There is a way out of this marriage-killing ego conflict which destroys happiness for so many. Not only the 50% who seek legal divorces but the countless millions living in sustained marital misery. Anyone can do it but it will help to see the ego-resistance patterns in yuvati bhava and navamsha in order to know where to target one's efforts.
Essentially, "edits" of the marriage script require the power to "forgive" the other spouse for their supposed transgressions against what we believe to be good and true about ourselves - i.e., offenses against our ego structure. Hundreds of these offenses occur during each day of married life. They are the primary cause of "irreconcilable differences" leading to divorce.
It requires considerable consciousness to forgive our spouse for being a unique soul who is different than us, for exposing our faults, and for forcing us into levels of awareness that our sleep-walking egos did not want to achieve.
Forgiveness should not be confused with suppression or denial. Forgiveness does not erase the memory of the transgression. Rather, forgiveness "gives back" the unsuitable (ego-assaulting) energy to the original sender, which gives the spouse permission to be a separate person, have their own tastes and values, and make their own judgments.

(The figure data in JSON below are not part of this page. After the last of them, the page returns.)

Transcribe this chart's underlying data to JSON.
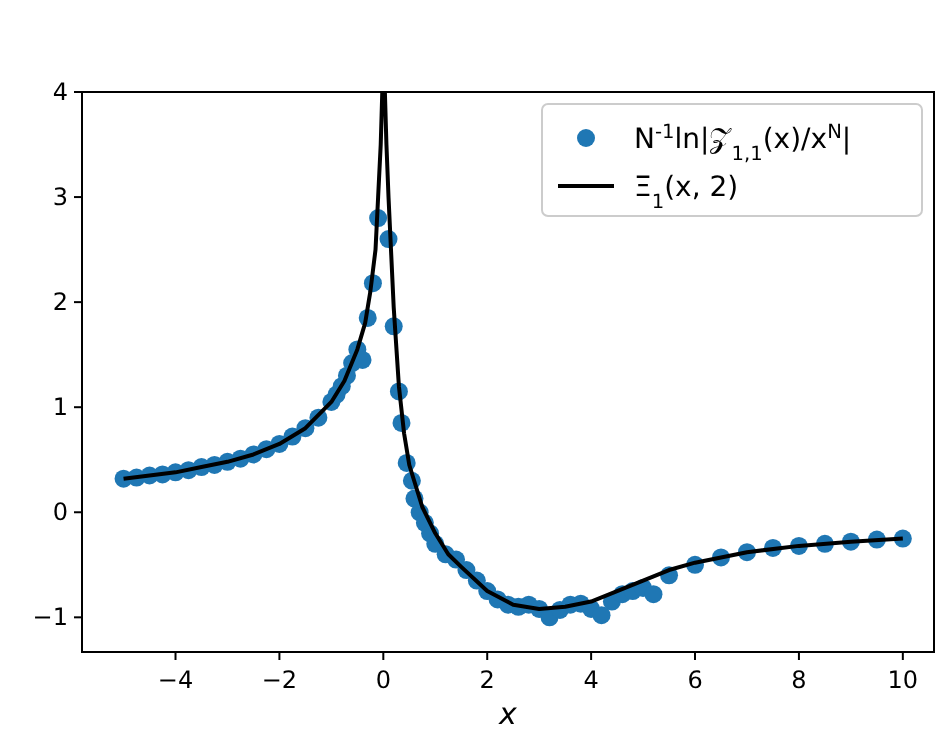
{
  "chart_data": {
    "type": "scatter",
    "xlabel": "x",
    "xlim": [
      -5.8,
      10.6
    ],
    "ylim": [
      -1.33,
      4
    ],
    "xticks": [
      -4,
      -2,
      0,
      2,
      4,
      6,
      8,
      10
    ],
    "yticks": [
      -1,
      0,
      1,
      2,
      3,
      4
    ],
    "grid": false,
    "legend": "top right",
    "series": [
      {
        "name": "N$^{-1}$ln|𝒵$_{1,1}$(x)/x$^{N}$|",
        "marker": "circle",
        "color": "#1f77b4",
        "x": [
          -5,
          -4.75,
          -4.5,
          -4.25,
          -4,
          -3.75,
          -3.5,
          -3.25,
          -3,
          -2.75,
          -2.5,
          -2.25,
          -2,
          -1.75,
          -1.5,
          -1.25,
          -1,
          -0.9,
          -0.8,
          -0.7,
          -0.6,
          -0.5,
          -0.4,
          -0.3,
          -0.2,
          -0.1,
          0.1,
          0.2,
          0.3,
          0.35,
          0.45,
          0.55,
          0.6,
          0.7,
          0.8,
          0.9,
          1.0,
          1.2,
          1.4,
          1.6,
          1.8,
          2.0,
          2.2,
          2.4,
          2.6,
          2.8,
          3.0,
          3.2,
          3.4,
          3.6,
          3.8,
          4.0,
          4.2,
          4.4,
          4.6,
          4.8,
          5.0,
          5.2,
          5.5,
          6,
          6.5,
          7,
          7.5,
          8,
          8.5,
          9,
          9.5,
          10
        ],
        "values": [
          0.32,
          0.33,
          0.35,
          0.36,
          0.38,
          0.4,
          0.43,
          0.45,
          0.48,
          0.51,
          0.55,
          0.6,
          0.65,
          0.72,
          0.8,
          0.9,
          1.05,
          1.12,
          1.2,
          1.3,
          1.42,
          1.55,
          1.45,
          1.85,
          2.18,
          2.8,
          2.6,
          1.77,
          1.15,
          0.85,
          0.47,
          0.3,
          0.13,
          0.0,
          -0.1,
          -0.2,
          -0.3,
          -0.4,
          -0.45,
          -0.55,
          -0.65,
          -0.75,
          -0.83,
          -0.88,
          -0.9,
          -0.88,
          -0.92,
          -1.0,
          -0.93,
          -0.88,
          -0.87,
          -0.92,
          -0.98,
          -0.85,
          -0.78,
          -0.75,
          -0.72,
          -0.78,
          -0.6,
          -0.5,
          -0.43,
          -0.38,
          -0.34,
          -0.32,
          -0.3,
          -0.28,
          -0.26,
          -0.25
        ]
      },
      {
        "name": "Ξ$_{1}$(x, 2)",
        "type": "line",
        "marker": "none",
        "line_style": "solid",
        "color": "#000000",
        "x": [
          -5,
          -4.5,
          -4,
          -3.5,
          -3,
          -2.5,
          -2,
          -1.5,
          -1,
          -0.75,
          -0.5,
          -0.35,
          -0.25,
          -0.15,
          -0.1,
          -0.05,
          -0.02,
          0.03,
          0.06,
          0.1,
          0.2,
          0.3,
          0.4,
          0.5,
          0.75,
          1,
          1.25,
          1.5,
          2,
          2.5,
          3,
          3.5,
          4,
          4.5,
          5,
          5.5,
          6,
          7,
          8,
          9,
          10
        ],
        "values": [
          0.32,
          0.35,
          0.38,
          0.43,
          0.48,
          0.55,
          0.65,
          0.8,
          1.05,
          1.25,
          1.55,
          1.8,
          2.1,
          2.5,
          3.0,
          3.5,
          4,
          4,
          3.5,
          3.0,
          1.95,
          1.2,
          0.75,
          0.45,
          0.05,
          -0.2,
          -0.4,
          -0.52,
          -0.75,
          -0.88,
          -0.92,
          -0.9,
          -0.85,
          -0.75,
          -0.65,
          -0.55,
          -0.48,
          -0.38,
          -0.32,
          -0.28,
          -0.25
        ]
      }
    ]
  }
}
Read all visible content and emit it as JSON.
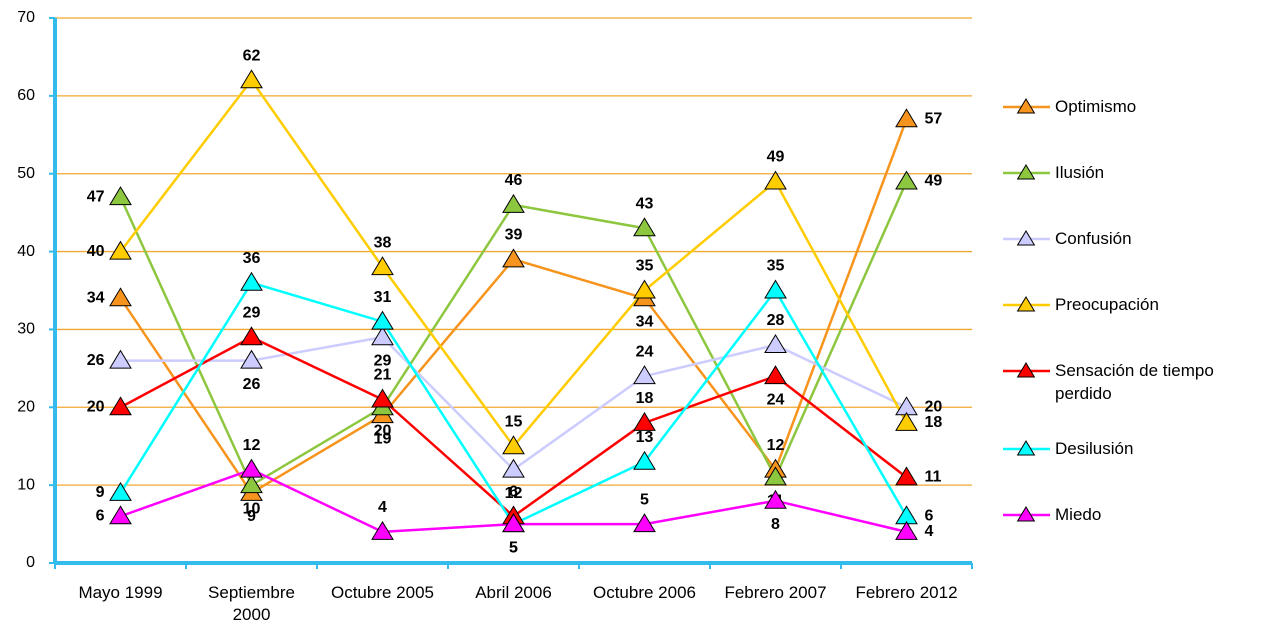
{
  "chart_data": {
    "type": "line",
    "categories": [
      "Mayo 1999",
      "Septiembre 2000",
      "Octubre 2005",
      "Abril 2006",
      "Octubre 2006",
      "Febrero 2007",
      "Febrero 2012"
    ],
    "series": [
      {
        "name": "Optimismo",
        "color": "#f7941d",
        "values": [
          34,
          9,
          19,
          39,
          34,
          12,
          57
        ]
      },
      {
        "name": "Ilusión",
        "color": "#8dc63f",
        "values": [
          47,
          10,
          20,
          46,
          43,
          11,
          49
        ]
      },
      {
        "name": "Confusión",
        "color": "#ccccff",
        "values": [
          26,
          26,
          29,
          12,
          24,
          28,
          20
        ]
      },
      {
        "name": "Preocupación",
        "color": "#ffcc00",
        "values": [
          40,
          62,
          38,
          15,
          35,
          49,
          18
        ]
      },
      {
        "name": "Sensación de tiempo perdido",
        "color": "#ff0000",
        "values": [
          20,
          29,
          21,
          6,
          18,
          24,
          11
        ]
      },
      {
        "name": "Desilusión",
        "color": "#00ffff",
        "values": [
          9,
          36,
          31,
          5,
          13,
          35,
          6
        ]
      },
      {
        "name": "Miedo",
        "color": "#ff00ff",
        "values": [
          6,
          12,
          4,
          5,
          5,
          8,
          4
        ]
      }
    ],
    "ylim": [
      0,
      70
    ],
    "yticks": [
      0,
      10,
      20,
      30,
      40,
      50,
      60,
      70
    ],
    "grid": true,
    "legend": "right"
  }
}
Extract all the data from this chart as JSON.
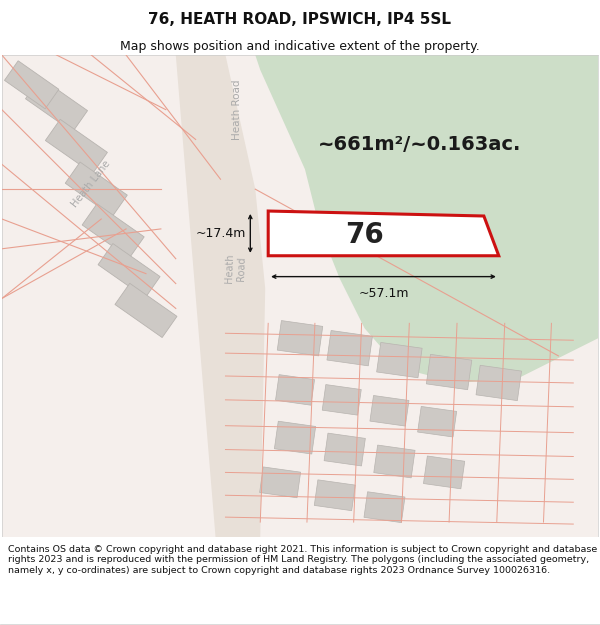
{
  "title": "76, HEATH ROAD, IPSWICH, IP4 5SL",
  "subtitle": "Map shows position and indicative extent of the property.",
  "footer": "Contains OS data © Crown copyright and database right 2021. This information is subject to Crown copyright and database rights 2023 and is reproduced with the permission of HM Land Registry. The polygons (including the associated geometry, namely x, y co-ordinates) are subject to Crown copyright and database rights 2023 Ordnance Survey 100026316.",
  "area_text": "~661m²/~0.163ac.",
  "width_label": "~57.1m",
  "height_label": "~17.4m",
  "property_number": "76",
  "bg_color": "#f5efec",
  "green_area_color": "#cddec8",
  "road_fill": "#e8e0d8",
  "building_fill": "#cdc9c5",
  "building_edge": "#b8b4b0",
  "prop_red": "#cc1111",
  "boundary_pink": "#e8a090",
  "street_color": "#aaaaaa",
  "title_fontsize": 11,
  "subtitle_fontsize": 9,
  "footer_fontsize": 6.8,
  "area_fontsize": 14,
  "prop_num_fontsize": 20,
  "dim_fontsize": 9
}
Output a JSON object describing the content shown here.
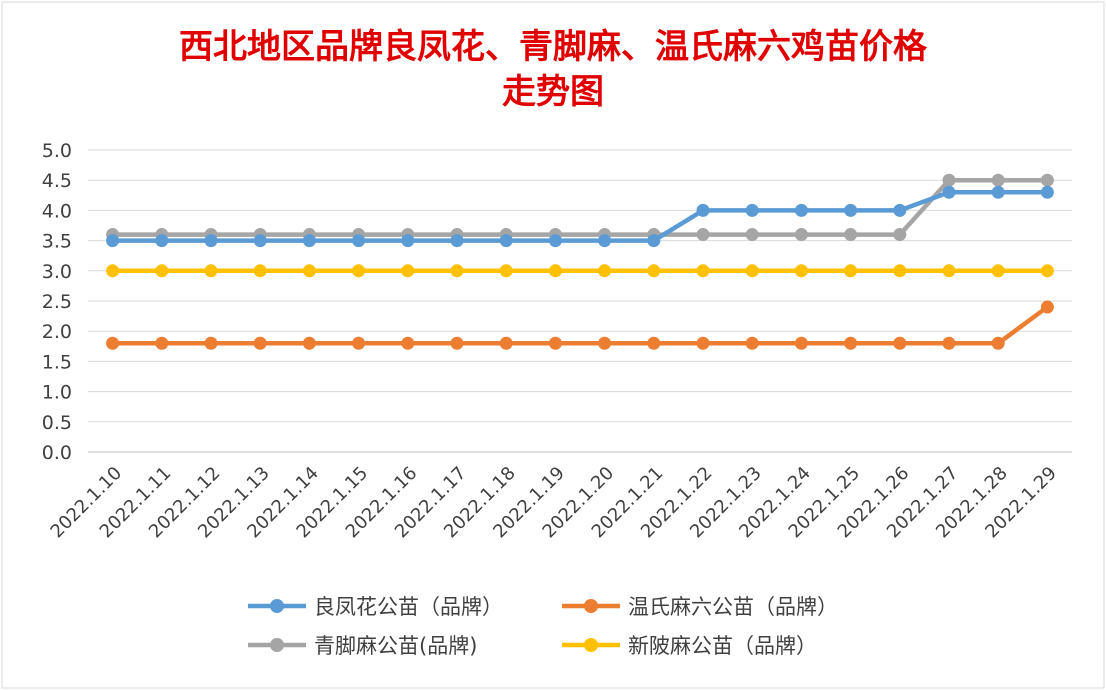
{
  "chart_data": {
    "type": "line",
    "title": "西北地区品牌良凤花、青脚麻、温氏麻六鸡苗价格",
    "title_line2": "走势图",
    "xlabel": "",
    "ylabel": "",
    "ylim": [
      0,
      5
    ],
    "y_ticks": [
      "5.0",
      "4.5",
      "4.0",
      "3.5",
      "3.0",
      "2.5",
      "2.0",
      "1.5",
      "1.0",
      "0.5",
      "0.0"
    ],
    "grid": true,
    "legend_position": "bottom",
    "categories": [
      "2022.1.10",
      "2022.1.11",
      "2022.1.12",
      "2022.1.13",
      "2022.1.14",
      "2022.1.15",
      "2022.1.16",
      "2022.1.17",
      "2022.1.18",
      "2022.1.19",
      "2022.1.20",
      "2022.1.21",
      "2022.1.22",
      "2022.1.23",
      "2022.1.24",
      "2022.1.25",
      "2022.1.26",
      "2022.1.27",
      "2022.1.28",
      "2022.1.29"
    ],
    "series": [
      {
        "name": "良凤花公苗（品牌）",
        "color": "#5b9bd5",
        "values": [
          3.5,
          3.5,
          3.5,
          3.5,
          3.5,
          3.5,
          3.5,
          3.5,
          3.5,
          3.5,
          3.5,
          3.5,
          4.0,
          4.0,
          4.0,
          4.0,
          4.0,
          4.3,
          4.3,
          4.3
        ]
      },
      {
        "name": "温氏麻六公苗（品牌）",
        "color": "#ed7d31",
        "values": [
          1.8,
          1.8,
          1.8,
          1.8,
          1.8,
          1.8,
          1.8,
          1.8,
          1.8,
          1.8,
          1.8,
          1.8,
          1.8,
          1.8,
          1.8,
          1.8,
          1.8,
          1.8,
          1.8,
          2.4
        ]
      },
      {
        "name": "青脚麻公苗(品牌)",
        "color": "#a5a5a5",
        "values": [
          3.6,
          3.6,
          3.6,
          3.6,
          3.6,
          3.6,
          3.6,
          3.6,
          3.6,
          3.6,
          3.6,
          3.6,
          3.6,
          3.6,
          3.6,
          3.6,
          3.6,
          4.5,
          4.5,
          4.5
        ]
      },
      {
        "name": "新陂麻公苗（品牌）",
        "color": "#ffc000",
        "values": [
          3.0,
          3.0,
          3.0,
          3.0,
          3.0,
          3.0,
          3.0,
          3.0,
          3.0,
          3.0,
          3.0,
          3.0,
          3.0,
          3.0,
          3.0,
          3.0,
          3.0,
          3.0,
          3.0,
          3.0
        ]
      }
    ],
    "legend_order": [
      0,
      1,
      2,
      3
    ]
  }
}
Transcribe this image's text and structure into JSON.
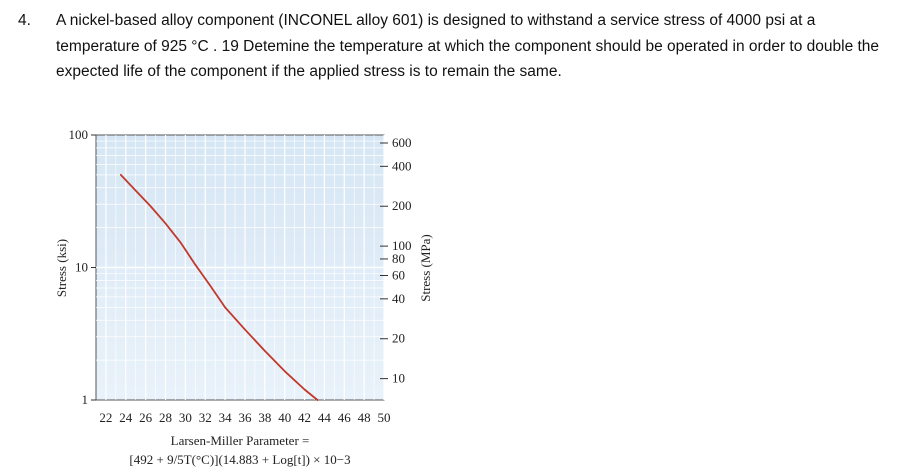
{
  "question": {
    "number": "4.",
    "text": "A nickel-based alloy component (INCONEL alloy 601) is designed to withstand a service stress of 4000 psi at a temperature of 925 °C .  19 Detemine the temperature at which the component should be operated in order to double the expected life of the component if the applied stress is to remain the same."
  },
  "chart_data": {
    "type": "line",
    "xlabel_line1": "Larsen-Miller Parameter =",
    "xlabel_line2": "[492 + 9/5T(°C)](14.883 + Log[t]) × 10−3",
    "ylabel_left": "Stress (ksi)",
    "ylabel_right": "Stress (MPa)",
    "x_ticks": [
      "22",
      "24",
      "26",
      "28",
      "30",
      "32",
      "34",
      "36",
      "38",
      "40",
      "42",
      "44",
      "46",
      "48",
      "50"
    ],
    "xlim": [
      21,
      50
    ],
    "left_ticks": [
      {
        "label": "100",
        "value": 100
      },
      {
        "label": "10",
        "value": 10
      },
      {
        "label": "1",
        "value": 1
      }
    ],
    "right_ticks": [
      {
        "label": "600",
        "ksi": 87.0
      },
      {
        "label": "400",
        "ksi": 58.0
      },
      {
        "label": "200",
        "ksi": 29.0
      },
      {
        "label": "100",
        "ksi": 14.5
      },
      {
        "label": "80",
        "ksi": 11.6
      },
      {
        "label": "60",
        "ksi": 8.7
      },
      {
        "label": "40",
        "ksi": 5.8
      },
      {
        "label": "20",
        "ksi": 2.9
      },
      {
        "label": "10",
        "ksi": 1.45
      }
    ],
    "ylim_ksi": [
      1,
      100
    ],
    "y_scale": "log",
    "grid": true,
    "series": [
      {
        "color": "#c0392b",
        "points": [
          [
            23.5,
            50
          ],
          [
            25,
            38
          ],
          [
            26.5,
            29
          ],
          [
            28,
            21.5
          ],
          [
            29.5,
            15.5
          ],
          [
            31,
            10.5
          ],
          [
            32.5,
            7.3
          ],
          [
            34,
            5.0
          ],
          [
            36,
            3.4
          ],
          [
            38,
            2.35
          ],
          [
            40,
            1.65
          ],
          [
            42,
            1.2
          ],
          [
            43.3,
            1.0
          ]
        ]
      }
    ]
  }
}
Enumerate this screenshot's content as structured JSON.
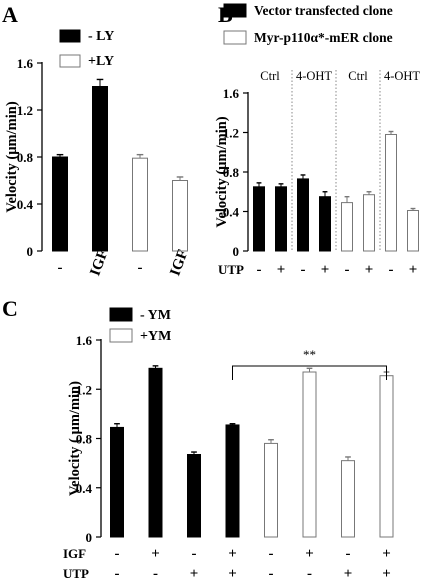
{
  "chart_data": [
    {
      "panel": "A",
      "type": "bar",
      "ylabel": "Velocity (µm/min)",
      "ylim": [
        0,
        1.6
      ],
      "yticks": [
        "0",
        "0.4",
        "0.8",
        "1.2",
        "1.6"
      ],
      "yticks_values": [
        0,
        0.4,
        0.8,
        1.2,
        1.6
      ],
      "categories": [
        "-",
        "IGF",
        "-",
        "IGF"
      ],
      "values": [
        0.8,
        1.4,
        0.79,
        0.6
      ],
      "errors": [
        0.02,
        0.06,
        0.03,
        0.03
      ],
      "fills": [
        "#000000",
        "#000000",
        "#ffffff",
        "#ffffff"
      ],
      "legend": [
        {
          "label": "- LY",
          "fill": "#000000"
        },
        {
          "label": "+LY",
          "fill": "#ffffff"
        }
      ]
    },
    {
      "panel": "B",
      "type": "bar",
      "ylabel": "Velocity (µm/min)",
      "ylim": [
        0,
        1.6
      ],
      "yticks": [
        "0",
        "0.4",
        "0.8",
        "1.2",
        "1.6"
      ],
      "yticks_values": [
        0,
        0.4,
        0.8,
        1.2,
        1.6
      ],
      "group_labels": [
        "Ctrl",
        "4-OHT",
        "Ctrl",
        "4-OHT"
      ],
      "row_label": "UTP",
      "categories": [
        "-",
        "+",
        "-",
        "+",
        "-",
        "+",
        "-",
        "+"
      ],
      "values": [
        0.65,
        0.65,
        0.73,
        0.55,
        0.49,
        0.57,
        1.18,
        0.41
      ],
      "errors": [
        0.04,
        0.03,
        0.04,
        0.05,
        0.06,
        0.03,
        0.03,
        0.02
      ],
      "fills": [
        "#000000",
        "#000000",
        "#000000",
        "#000000",
        "#ffffff",
        "#ffffff",
        "#ffffff",
        "#ffffff"
      ],
      "legend": [
        {
          "label": "Vector transfected clone",
          "fill": "#000000"
        },
        {
          "label": "Myr-p110α*-mER clone",
          "fill": "#ffffff"
        }
      ]
    },
    {
      "panel": "C",
      "type": "bar",
      "ylabel": "Velocity ( µm/min)",
      "ylim": [
        0,
        1.6
      ],
      "yticks": [
        "0",
        "0.4",
        "0.8",
        "1.2",
        "1.6"
      ],
      "yticks_values": [
        0,
        0.4,
        0.8,
        1.2,
        1.6
      ],
      "row_labels": [
        "IGF",
        "UTP"
      ],
      "igf": [
        "-",
        "+",
        "-",
        "+",
        "-",
        "+",
        "-",
        "+"
      ],
      "utp": [
        "-",
        "-",
        "+",
        "+",
        "-",
        "-",
        "+",
        "+"
      ],
      "values": [
        0.89,
        1.37,
        0.67,
        0.91,
        0.76,
        1.34,
        0.62,
        1.31
      ],
      "errors": [
        0.03,
        0.02,
        0.02,
        0.01,
        0.03,
        0.03,
        0.03,
        0.03
      ],
      "fills": [
        "#000000",
        "#000000",
        "#000000",
        "#000000",
        "#ffffff",
        "#ffffff",
        "#ffffff",
        "#ffffff"
      ],
      "legend": [
        {
          "label": "- YM",
          "fill": "#000000"
        },
        {
          "label": "+YM",
          "fill": "#ffffff"
        }
      ],
      "significance": {
        "label": "**",
        "from_bar": 3,
        "to_bar": 7
      }
    }
  ],
  "panel_letters": {
    "a": "A",
    "b": "B",
    "c": "C"
  }
}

The trick is that their values and judgments are divinely theirs, not ours - and thus, we are completely freed from conflict and criticism in the marriage.
This is tricky business in a society that demands conformity and mutual ego validation in marriage. Conscious marriage is difficult and should not be undertaken without spiritual supervision.
On the other hand, unconscious marriage is relatively easy, although often extremely painful and oppressive,
Forgiveness is not noble.
If the motivation is to impress other people with one's nobility of spirit, forget it. It's a common mistake. The motive to do the "right" thing by forgiving one's adversary, turning the other cheek etc., following the rules of the holy book in order to prove oneself a good person - will always backfire, because unfortunately this approach will deepens the ego's attachment to being "morally correct".
The only useful motive for forgiveness is utter desperation.
The decision to forgive, especially for really grievous emotional wounding, is a desperate act parallel to radical cancer surgery. No one in their "right mind" would start taking apart their ego, which is the instinctive core of our social survival.
We only do this in complete desperation, when all negotiation with the partner has failed. When we are incapable of discussing the matter; exhausted in our attempts; have no new ideas; have reached a total Waterloo; and furthermore are in deep psycho-emotional pain.
Only then is forgiveness the Way Out of suffering.
The quality of mercy is not strain'd,
It droppeth as the gentle rain from heaven
Upon the place beneath: it is twice blest;
It blesseth him that gives and him that takes:
'Tis mightiest in the mightiest: it becomes
The throned monarch better than his crown;
His sceptre shows the force of temporal power,
The attribute to awe and majesty,
Wherein doth sit the dread and fear of kings;
But mercy is above this sceptred sway;
It is enthroned in the hearts of kings,
It is an attribute to God himself;
And earthly power doth then show likest God's
When mercy seasons justice.
~~Portia's speech, Merchant of Venice, Act 4, Scene 1
"Always forgive your enemies; nothing annoys them as much."